Akuntansi syariah diperlukan oleh masyarakat Islam sebagai instrument
pendukung menerapkan praktik ekonomi Islam dalam tata kehidupan sosial-ekonominya
dengan dasar pertimbangan berikut (Yusoh dan Ismail, 2001 dalam Harahap, 2001);
Adanya konsep kepemilikan yang
diyakini oleh orang Islam bahwa harta dan kekayaan adalah milik Allah SWT,
manusia hanyalah penerima amanah yang harus mempertanggungjawabkan
pemanfaatannya sesuai dengan syariah.
Adanya konsep personal
accountability yang harus dipatuhi oleh Islam dalam menjalin hubungan
dengan Allah SWT (hablum minallah) dan menjalin hubungan dengan sesame manusia
(hablum minannas).
Adanya konsep distribusi kekayaan
secara adil yang harus dilaksanakan oleh orang Islam yaitu melalui mekanisme
kewajiban membayar zakat.
Berangkat dari pengertian akuntansi sebagai idiologi, Baydoun dan Willet
(2000:82) mengungkapkan adanya perbedaan yang sangat mendasar mengenai sistem,
prinsip dan kriteria akuntansi konvensional dengan akuntansi syariah. Selain
perbedaan sistem, prinsip dan kriteria akuntansi syariah dibandingkan dengan
akuntansi konvensional yang melahirkan suatu bentuk akuntansi syariah yang
memiliki karakteristik unik, perbedaan yang lebih mendasar sebenarnya terletak
pada kerangka konseptual yang mendasari kedua bentuk akuntansi tersebut.
Kerangka konseptual akuntansi syariah, dirumuskan menggunakan pendekatan
epistimologi Islam, sedangkan kerangka konseptual akuntansi konvensional
dirumuskan menggunakan pendekatan epistimologi kapitalis.
Adapun prinsip akuntansi syariah
yang diperkenalkan oleh Islam secara garis besarnya adalah sebagai berikut:
1) Transakasi yang menggunakan
prinsip bagi hasil seperti mudharabah dan musyarakah.
Mudharabah berarti akad kerja sama usaha antara dua pihak dimana pihak
pertama menyediakan seluruh modal ( 100 % ) dan pihak kedua menjadi pengelola.

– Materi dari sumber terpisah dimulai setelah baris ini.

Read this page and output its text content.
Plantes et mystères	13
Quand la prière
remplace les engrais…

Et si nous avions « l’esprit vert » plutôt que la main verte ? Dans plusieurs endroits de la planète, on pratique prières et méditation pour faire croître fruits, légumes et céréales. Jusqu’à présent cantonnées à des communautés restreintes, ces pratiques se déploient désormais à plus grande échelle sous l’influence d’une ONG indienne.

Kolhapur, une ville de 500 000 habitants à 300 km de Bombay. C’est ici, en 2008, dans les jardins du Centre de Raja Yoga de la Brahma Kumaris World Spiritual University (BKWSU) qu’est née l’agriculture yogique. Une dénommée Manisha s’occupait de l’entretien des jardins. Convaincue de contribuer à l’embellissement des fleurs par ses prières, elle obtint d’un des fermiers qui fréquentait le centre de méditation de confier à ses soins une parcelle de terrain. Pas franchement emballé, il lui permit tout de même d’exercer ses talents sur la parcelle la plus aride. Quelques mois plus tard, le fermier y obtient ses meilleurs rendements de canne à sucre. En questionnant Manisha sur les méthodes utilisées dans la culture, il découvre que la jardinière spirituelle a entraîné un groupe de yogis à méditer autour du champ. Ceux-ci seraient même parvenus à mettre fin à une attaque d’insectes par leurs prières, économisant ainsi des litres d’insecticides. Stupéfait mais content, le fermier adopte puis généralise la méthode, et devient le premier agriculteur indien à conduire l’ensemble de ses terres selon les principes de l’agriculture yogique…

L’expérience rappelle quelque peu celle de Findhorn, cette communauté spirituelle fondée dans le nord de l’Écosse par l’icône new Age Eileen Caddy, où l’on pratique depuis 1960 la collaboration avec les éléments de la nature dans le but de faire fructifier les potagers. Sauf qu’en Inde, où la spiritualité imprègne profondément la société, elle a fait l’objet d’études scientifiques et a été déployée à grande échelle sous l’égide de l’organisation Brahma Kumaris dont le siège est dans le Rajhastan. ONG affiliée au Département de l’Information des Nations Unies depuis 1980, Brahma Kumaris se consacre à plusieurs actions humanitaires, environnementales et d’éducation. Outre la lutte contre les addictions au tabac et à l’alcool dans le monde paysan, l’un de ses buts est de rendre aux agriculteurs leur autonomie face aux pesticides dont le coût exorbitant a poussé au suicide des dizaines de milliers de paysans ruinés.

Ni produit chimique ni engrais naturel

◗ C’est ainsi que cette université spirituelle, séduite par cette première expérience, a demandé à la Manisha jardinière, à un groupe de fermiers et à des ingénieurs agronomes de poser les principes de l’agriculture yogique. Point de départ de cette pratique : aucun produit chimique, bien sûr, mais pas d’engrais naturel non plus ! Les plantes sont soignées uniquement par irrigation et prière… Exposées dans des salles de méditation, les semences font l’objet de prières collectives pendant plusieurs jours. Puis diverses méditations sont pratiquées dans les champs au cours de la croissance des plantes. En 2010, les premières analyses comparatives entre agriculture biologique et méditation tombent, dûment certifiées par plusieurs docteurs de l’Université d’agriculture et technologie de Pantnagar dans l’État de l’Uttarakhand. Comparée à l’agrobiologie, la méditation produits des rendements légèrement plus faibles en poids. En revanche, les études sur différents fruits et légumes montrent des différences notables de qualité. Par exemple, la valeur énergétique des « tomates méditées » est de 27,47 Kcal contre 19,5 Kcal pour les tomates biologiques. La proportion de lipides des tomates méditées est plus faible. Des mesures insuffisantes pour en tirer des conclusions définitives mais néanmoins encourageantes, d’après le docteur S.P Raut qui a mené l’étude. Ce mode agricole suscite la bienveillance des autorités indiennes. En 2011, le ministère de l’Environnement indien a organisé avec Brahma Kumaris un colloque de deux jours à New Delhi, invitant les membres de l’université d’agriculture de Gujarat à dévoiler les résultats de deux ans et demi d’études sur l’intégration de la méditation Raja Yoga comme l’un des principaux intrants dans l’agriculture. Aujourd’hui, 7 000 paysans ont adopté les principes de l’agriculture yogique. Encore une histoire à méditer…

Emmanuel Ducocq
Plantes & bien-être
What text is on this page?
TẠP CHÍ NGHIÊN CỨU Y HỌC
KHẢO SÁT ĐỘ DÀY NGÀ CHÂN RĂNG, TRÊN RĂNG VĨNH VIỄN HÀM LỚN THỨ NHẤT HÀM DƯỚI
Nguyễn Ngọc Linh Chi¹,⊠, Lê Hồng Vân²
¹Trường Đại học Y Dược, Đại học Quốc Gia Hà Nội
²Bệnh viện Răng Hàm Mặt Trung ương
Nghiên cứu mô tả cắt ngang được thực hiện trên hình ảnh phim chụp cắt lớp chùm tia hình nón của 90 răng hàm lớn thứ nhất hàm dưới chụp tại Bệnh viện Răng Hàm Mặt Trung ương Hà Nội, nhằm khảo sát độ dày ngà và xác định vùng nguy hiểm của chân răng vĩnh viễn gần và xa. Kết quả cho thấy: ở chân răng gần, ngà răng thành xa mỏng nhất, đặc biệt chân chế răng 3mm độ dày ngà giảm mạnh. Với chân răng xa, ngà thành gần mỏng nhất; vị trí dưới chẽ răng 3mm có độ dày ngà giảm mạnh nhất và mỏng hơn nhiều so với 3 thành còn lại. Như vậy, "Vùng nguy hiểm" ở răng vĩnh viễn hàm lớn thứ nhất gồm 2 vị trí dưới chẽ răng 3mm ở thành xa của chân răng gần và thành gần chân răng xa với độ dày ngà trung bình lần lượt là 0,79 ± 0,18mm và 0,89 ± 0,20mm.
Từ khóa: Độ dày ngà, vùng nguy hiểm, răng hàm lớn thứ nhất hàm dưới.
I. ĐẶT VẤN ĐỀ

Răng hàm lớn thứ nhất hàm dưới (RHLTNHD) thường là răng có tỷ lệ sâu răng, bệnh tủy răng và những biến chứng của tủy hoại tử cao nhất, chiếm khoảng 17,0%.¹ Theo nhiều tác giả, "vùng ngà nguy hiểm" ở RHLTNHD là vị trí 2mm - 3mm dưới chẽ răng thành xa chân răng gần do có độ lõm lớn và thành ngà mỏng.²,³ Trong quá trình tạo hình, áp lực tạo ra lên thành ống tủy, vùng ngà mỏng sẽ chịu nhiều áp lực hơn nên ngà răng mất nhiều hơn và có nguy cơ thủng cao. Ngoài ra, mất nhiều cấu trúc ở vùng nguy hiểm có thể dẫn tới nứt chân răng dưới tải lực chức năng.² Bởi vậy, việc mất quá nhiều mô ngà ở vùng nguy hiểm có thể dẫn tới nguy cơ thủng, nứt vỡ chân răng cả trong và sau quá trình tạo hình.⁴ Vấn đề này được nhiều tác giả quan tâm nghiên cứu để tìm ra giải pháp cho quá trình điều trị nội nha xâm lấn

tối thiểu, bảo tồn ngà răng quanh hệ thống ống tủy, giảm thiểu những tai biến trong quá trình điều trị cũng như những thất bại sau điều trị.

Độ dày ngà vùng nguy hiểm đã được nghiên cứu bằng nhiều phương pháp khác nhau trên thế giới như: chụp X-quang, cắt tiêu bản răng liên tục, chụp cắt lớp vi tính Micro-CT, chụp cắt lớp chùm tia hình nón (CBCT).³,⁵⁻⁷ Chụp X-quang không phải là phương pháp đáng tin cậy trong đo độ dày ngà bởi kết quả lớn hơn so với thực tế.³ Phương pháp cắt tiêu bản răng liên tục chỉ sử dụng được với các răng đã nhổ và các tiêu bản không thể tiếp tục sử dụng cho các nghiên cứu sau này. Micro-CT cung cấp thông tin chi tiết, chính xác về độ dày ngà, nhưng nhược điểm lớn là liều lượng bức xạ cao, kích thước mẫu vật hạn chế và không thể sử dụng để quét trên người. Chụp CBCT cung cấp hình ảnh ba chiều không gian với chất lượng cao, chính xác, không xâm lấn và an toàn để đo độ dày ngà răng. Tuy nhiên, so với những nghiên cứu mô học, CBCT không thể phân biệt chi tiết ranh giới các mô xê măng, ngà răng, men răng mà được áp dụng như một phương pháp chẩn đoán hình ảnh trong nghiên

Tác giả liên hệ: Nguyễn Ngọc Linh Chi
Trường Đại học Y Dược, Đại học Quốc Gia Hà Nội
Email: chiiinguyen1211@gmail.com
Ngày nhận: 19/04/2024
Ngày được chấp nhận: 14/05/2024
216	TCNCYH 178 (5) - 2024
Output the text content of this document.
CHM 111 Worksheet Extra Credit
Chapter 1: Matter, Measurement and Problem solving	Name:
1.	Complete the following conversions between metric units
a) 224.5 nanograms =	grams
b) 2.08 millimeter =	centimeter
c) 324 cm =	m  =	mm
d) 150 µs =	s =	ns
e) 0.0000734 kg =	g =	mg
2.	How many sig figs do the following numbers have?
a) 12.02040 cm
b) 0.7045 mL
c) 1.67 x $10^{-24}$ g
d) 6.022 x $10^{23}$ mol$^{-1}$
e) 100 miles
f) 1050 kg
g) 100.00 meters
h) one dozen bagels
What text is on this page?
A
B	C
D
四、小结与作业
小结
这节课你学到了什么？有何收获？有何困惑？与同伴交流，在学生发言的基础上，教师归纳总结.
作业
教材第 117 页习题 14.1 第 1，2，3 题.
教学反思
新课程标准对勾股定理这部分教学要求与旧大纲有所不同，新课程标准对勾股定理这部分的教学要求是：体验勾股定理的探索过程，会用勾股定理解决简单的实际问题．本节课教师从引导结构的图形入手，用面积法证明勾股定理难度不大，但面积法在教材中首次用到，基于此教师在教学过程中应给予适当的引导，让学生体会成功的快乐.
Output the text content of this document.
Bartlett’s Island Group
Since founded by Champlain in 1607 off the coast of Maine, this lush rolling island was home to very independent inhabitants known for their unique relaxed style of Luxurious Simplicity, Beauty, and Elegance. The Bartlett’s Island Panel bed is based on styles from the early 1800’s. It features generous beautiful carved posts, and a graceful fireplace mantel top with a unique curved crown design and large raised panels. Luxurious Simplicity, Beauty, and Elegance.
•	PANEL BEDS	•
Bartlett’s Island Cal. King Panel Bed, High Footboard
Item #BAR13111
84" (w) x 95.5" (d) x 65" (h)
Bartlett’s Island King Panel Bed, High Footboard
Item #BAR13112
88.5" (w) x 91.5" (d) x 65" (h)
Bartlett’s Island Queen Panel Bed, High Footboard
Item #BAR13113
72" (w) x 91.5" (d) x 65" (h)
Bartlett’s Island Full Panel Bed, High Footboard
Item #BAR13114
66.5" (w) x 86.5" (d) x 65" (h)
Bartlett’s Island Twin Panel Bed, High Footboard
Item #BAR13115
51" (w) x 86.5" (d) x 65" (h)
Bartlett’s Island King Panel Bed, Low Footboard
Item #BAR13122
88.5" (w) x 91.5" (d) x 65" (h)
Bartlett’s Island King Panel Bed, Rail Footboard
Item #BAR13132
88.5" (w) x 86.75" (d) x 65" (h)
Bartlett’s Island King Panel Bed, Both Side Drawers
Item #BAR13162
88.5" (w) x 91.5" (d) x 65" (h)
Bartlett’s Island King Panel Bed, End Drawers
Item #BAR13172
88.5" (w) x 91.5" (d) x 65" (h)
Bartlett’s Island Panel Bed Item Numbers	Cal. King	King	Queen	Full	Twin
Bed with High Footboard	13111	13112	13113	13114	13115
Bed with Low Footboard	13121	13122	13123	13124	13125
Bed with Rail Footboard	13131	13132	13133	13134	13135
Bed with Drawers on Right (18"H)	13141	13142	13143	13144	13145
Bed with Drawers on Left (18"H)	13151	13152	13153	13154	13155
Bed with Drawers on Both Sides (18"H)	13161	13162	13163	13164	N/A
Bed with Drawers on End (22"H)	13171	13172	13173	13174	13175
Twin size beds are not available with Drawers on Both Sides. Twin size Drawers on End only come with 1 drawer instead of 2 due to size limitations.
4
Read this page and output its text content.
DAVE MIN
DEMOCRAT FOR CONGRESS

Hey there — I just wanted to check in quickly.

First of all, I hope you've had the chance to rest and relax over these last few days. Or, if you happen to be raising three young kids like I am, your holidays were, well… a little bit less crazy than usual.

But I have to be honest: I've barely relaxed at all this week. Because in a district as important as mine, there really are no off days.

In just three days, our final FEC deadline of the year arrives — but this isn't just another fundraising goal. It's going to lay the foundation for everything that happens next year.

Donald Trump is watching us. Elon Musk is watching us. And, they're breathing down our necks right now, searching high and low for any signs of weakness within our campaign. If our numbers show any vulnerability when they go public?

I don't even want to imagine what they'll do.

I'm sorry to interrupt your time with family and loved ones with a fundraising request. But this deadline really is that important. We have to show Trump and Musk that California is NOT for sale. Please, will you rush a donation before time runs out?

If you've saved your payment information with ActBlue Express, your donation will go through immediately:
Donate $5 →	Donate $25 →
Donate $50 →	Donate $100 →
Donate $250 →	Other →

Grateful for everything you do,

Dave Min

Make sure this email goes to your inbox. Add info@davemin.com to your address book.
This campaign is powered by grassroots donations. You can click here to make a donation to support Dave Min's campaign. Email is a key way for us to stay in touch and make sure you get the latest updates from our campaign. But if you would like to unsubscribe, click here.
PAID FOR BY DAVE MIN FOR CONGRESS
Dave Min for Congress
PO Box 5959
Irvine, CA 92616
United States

Contoh Mudharabah adalah kerja sama antara Nabi dengan khadijah dalam usaha dagang,
dimana Nabi sebagai pekerja sedangkan Khadijah sebagai pemilik modal, beberapa
waktu sebelum pernikahan mereka.
Musyarakah adalah akad kerjasama antara dua pihak atau lebih untuk suatu
usaha tertentu dimana masing-masing pihak memberikan kontribusi sumbangan dana
dengan kesepakatan bahwa keuntungan dan resiko akan ditanggung bersama sesuai
kesepakatan. Contoh Musyarakah adalah pembiayaan proyek dimana nasabah dan bank
sama-sama menyediakan dana untuk membiayai proyek tersebut. Setelah proyek itu
selesai, nasabah mengembalikan dana tersebut barsama bagi hasil yang telah
disepakati untuk bank.
2) Transaksi yang menggunakan
prinsip jual beli seperti murabahah, salam dan istishna.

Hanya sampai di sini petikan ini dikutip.